§ 59

Instinct has taught the woman to expect strength, physical or spiritual, or both, of the man. Let it not be forgotten that mental and spiritual strength is a perfect substitute for physical strength. It does not mean that intellectual ability is the equivalent of spiritual strength as the former may be coexistent with an emotional undevelopment which is the same as spiritual weakness. A man may, even a child may, be an intellectual prodigy as a chess player or mathematician without implying any emotional development in the direction of normal erotism.

In this the sexes are different, for woman’s instinct here guides her rightly. Biologically she is unconsciously forced, against her will, and quite without her knowing it to test her man continuously for some kind of strength. For some women indeed physical strength is all-satisfactory but in the majority of cases of civilized woman physical strength, without an accompanying spiritual strength, which will insure the necessary erotic control of her by her husband, will always leave her disappointed and discontented.

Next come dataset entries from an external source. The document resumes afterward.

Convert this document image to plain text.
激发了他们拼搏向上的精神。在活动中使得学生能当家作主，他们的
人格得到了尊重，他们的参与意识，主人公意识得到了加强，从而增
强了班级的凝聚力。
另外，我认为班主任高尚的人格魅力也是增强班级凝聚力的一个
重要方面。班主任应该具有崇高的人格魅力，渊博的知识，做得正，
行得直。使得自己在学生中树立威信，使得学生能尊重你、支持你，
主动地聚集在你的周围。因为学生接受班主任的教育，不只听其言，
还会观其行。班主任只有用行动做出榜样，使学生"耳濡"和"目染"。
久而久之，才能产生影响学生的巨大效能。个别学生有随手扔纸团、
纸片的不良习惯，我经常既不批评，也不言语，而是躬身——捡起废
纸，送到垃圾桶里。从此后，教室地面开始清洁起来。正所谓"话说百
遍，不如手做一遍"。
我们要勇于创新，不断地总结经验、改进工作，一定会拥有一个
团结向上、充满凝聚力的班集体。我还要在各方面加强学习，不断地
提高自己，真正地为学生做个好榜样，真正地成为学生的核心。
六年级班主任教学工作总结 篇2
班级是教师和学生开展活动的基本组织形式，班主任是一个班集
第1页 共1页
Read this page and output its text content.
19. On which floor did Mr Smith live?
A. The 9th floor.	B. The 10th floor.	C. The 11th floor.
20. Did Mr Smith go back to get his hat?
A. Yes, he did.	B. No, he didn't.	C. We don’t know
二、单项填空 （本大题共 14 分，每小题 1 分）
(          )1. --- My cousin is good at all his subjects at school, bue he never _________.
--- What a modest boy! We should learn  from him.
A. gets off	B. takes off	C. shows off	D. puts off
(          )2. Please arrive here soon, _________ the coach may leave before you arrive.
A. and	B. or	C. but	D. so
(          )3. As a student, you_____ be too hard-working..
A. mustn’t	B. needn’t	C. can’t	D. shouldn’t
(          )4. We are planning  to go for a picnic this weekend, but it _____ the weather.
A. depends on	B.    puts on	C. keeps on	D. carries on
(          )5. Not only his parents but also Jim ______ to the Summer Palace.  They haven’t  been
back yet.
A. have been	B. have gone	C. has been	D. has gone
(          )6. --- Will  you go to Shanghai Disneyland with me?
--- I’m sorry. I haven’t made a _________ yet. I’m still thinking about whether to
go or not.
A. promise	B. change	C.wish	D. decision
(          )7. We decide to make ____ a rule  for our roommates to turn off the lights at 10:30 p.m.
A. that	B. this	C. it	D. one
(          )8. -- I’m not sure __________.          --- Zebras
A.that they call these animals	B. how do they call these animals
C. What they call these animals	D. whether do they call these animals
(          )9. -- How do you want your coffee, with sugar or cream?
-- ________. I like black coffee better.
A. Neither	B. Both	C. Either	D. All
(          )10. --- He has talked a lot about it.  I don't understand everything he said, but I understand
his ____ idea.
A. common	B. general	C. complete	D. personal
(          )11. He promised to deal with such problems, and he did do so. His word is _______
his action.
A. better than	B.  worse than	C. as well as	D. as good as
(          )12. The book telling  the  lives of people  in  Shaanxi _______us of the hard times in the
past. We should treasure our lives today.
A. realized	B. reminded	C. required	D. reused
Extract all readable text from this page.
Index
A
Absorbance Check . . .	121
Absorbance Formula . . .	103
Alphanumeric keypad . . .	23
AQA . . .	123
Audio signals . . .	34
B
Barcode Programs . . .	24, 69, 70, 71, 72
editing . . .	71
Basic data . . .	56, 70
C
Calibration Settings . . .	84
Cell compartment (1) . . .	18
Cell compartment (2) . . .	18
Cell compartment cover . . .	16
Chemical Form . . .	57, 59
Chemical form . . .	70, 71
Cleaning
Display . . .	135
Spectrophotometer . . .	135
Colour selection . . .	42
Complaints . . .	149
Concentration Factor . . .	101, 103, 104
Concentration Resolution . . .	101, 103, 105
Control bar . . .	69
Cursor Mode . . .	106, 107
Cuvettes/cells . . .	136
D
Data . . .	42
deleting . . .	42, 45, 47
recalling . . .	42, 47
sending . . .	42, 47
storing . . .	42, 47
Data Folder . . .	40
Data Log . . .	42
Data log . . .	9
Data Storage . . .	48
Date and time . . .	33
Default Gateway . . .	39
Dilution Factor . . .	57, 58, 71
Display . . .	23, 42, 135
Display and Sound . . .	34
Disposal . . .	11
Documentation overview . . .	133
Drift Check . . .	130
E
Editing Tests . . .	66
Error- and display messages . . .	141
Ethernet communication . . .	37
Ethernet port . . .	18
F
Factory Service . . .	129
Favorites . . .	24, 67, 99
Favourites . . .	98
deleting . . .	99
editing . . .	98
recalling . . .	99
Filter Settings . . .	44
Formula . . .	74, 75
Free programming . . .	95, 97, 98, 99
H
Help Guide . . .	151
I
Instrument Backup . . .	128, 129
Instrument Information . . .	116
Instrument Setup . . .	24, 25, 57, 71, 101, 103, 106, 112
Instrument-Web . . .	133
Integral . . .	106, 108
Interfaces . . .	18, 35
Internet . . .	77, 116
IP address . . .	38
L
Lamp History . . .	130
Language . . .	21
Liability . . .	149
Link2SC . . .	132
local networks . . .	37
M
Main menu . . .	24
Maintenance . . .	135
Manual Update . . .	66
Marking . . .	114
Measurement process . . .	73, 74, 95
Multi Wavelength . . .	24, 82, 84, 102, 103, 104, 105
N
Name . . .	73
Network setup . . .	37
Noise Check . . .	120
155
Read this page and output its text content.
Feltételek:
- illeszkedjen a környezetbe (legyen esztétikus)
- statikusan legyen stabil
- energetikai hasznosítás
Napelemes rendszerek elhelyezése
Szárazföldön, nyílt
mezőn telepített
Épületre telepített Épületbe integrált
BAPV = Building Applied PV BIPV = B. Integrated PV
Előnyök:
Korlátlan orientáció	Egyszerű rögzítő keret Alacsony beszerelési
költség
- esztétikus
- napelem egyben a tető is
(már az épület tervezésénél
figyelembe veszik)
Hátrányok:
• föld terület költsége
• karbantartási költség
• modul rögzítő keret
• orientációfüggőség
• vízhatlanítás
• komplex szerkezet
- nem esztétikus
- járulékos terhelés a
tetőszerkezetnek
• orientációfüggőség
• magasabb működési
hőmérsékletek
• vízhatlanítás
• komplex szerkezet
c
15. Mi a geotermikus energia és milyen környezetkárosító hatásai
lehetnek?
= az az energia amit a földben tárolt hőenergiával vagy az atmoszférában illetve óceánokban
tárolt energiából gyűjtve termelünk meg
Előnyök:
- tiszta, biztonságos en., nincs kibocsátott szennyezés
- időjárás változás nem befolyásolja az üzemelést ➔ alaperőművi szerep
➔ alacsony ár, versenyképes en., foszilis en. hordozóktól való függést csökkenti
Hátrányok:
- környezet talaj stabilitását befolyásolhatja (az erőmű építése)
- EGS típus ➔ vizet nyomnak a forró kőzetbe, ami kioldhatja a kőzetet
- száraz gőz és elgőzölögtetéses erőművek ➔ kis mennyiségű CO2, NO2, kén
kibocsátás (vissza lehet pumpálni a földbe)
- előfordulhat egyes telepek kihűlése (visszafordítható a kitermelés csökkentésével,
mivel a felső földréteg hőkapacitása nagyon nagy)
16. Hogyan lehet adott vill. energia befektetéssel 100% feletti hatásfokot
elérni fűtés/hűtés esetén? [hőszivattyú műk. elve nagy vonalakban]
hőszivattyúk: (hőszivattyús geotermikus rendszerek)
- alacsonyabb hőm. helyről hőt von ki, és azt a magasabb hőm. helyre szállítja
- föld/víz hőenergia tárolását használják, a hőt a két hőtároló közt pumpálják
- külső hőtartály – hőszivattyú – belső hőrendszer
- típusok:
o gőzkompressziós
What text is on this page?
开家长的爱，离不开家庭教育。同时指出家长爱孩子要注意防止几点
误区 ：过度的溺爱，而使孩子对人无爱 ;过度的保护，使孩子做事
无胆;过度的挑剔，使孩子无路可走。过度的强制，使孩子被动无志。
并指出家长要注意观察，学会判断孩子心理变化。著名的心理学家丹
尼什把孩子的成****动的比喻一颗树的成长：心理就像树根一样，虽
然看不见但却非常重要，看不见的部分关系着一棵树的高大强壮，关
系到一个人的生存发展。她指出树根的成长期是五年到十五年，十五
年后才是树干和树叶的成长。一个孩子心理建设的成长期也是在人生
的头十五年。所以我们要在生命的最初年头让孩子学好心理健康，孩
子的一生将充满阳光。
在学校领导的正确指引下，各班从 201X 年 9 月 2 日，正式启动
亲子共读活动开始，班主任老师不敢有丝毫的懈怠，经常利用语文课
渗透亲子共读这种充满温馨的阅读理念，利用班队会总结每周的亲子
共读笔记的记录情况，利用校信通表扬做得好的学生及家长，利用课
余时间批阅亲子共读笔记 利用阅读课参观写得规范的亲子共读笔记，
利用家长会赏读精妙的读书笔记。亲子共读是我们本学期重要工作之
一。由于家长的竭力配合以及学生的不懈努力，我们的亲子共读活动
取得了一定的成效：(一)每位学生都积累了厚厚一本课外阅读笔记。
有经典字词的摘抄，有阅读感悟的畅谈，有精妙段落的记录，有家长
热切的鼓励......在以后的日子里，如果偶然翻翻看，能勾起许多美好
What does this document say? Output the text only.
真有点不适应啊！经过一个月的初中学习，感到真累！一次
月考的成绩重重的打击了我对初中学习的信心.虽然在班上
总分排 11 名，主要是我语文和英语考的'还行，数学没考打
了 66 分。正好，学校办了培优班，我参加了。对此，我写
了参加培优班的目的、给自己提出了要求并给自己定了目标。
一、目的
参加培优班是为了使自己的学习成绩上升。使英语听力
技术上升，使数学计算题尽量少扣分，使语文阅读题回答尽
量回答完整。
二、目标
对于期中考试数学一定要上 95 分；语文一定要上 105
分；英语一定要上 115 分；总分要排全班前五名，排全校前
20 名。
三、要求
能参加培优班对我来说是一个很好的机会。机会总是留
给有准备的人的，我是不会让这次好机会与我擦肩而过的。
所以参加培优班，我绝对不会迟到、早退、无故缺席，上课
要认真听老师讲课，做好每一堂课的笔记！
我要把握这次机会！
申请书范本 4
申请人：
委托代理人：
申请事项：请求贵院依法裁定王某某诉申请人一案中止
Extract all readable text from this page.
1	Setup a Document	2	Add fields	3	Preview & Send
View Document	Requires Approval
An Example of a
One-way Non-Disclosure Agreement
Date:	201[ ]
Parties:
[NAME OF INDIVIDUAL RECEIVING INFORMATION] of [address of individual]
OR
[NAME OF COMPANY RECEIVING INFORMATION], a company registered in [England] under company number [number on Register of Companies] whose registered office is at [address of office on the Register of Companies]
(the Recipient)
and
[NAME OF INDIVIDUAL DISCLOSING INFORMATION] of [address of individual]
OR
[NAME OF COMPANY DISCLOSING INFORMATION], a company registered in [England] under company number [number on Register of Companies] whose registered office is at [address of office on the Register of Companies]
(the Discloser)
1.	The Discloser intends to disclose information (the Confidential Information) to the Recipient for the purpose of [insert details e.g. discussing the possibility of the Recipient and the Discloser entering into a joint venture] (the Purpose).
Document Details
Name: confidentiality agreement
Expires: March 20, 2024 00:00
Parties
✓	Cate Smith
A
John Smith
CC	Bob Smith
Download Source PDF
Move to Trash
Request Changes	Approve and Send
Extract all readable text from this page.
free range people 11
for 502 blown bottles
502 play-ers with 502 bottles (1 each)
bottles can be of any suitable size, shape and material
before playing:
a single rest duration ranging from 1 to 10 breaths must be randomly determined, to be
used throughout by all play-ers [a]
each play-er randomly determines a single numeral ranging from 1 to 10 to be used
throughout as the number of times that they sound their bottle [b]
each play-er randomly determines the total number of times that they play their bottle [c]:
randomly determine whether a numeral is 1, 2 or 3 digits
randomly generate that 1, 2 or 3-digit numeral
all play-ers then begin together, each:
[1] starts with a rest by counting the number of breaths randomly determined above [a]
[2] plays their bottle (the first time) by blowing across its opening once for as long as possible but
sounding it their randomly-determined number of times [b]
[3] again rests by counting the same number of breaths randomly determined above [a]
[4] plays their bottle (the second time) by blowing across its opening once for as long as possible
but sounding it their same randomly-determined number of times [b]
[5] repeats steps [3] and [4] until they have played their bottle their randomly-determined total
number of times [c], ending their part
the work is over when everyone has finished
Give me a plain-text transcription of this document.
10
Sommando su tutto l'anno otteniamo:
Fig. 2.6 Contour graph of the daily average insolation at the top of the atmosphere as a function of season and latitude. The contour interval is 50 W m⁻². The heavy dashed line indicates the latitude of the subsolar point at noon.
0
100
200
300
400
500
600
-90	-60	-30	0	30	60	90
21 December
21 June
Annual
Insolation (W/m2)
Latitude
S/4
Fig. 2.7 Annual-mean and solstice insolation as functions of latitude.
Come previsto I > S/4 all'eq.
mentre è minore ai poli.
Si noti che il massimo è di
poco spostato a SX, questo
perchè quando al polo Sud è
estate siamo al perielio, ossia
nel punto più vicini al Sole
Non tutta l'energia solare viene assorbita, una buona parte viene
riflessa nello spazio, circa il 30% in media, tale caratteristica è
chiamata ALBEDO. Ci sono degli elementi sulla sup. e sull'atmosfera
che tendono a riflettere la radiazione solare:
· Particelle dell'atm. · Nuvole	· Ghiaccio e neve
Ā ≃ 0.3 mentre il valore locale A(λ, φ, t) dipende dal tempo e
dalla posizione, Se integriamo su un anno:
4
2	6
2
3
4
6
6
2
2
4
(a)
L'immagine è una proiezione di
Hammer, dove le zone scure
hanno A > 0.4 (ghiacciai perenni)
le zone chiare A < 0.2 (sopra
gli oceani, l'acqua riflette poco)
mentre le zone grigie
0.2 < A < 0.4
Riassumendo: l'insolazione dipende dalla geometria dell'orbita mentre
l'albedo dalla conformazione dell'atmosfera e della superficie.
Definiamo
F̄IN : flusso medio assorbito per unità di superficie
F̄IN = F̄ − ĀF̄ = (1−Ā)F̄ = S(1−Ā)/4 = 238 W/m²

The qualities instinctively called for in the woman by the man are the opposite in some respects. He unconsciously, if not consciously, expects sweetness, docility, compliance, adoration in his wife, all qualities that are a necessary background and basis for his childish and autoerotic enjoyments. It is almost unheard of to find a man who takes pleasure in the negativism which characterizes the child and also many women, and in the opposition which alone, when deftly overcome, constitutes the only proof that he is or has been purely masculine and creative in his positive activities in effecting a change in that part of his environment.

It may be objected that this demand for compliance, softness and accessibility in woman may not be purely instinctive; but, if it is not, it is of such early origin as to be undistinguishable from true instinct. It is the common experience of every infant to be treated with the utmost tenderness by its mother.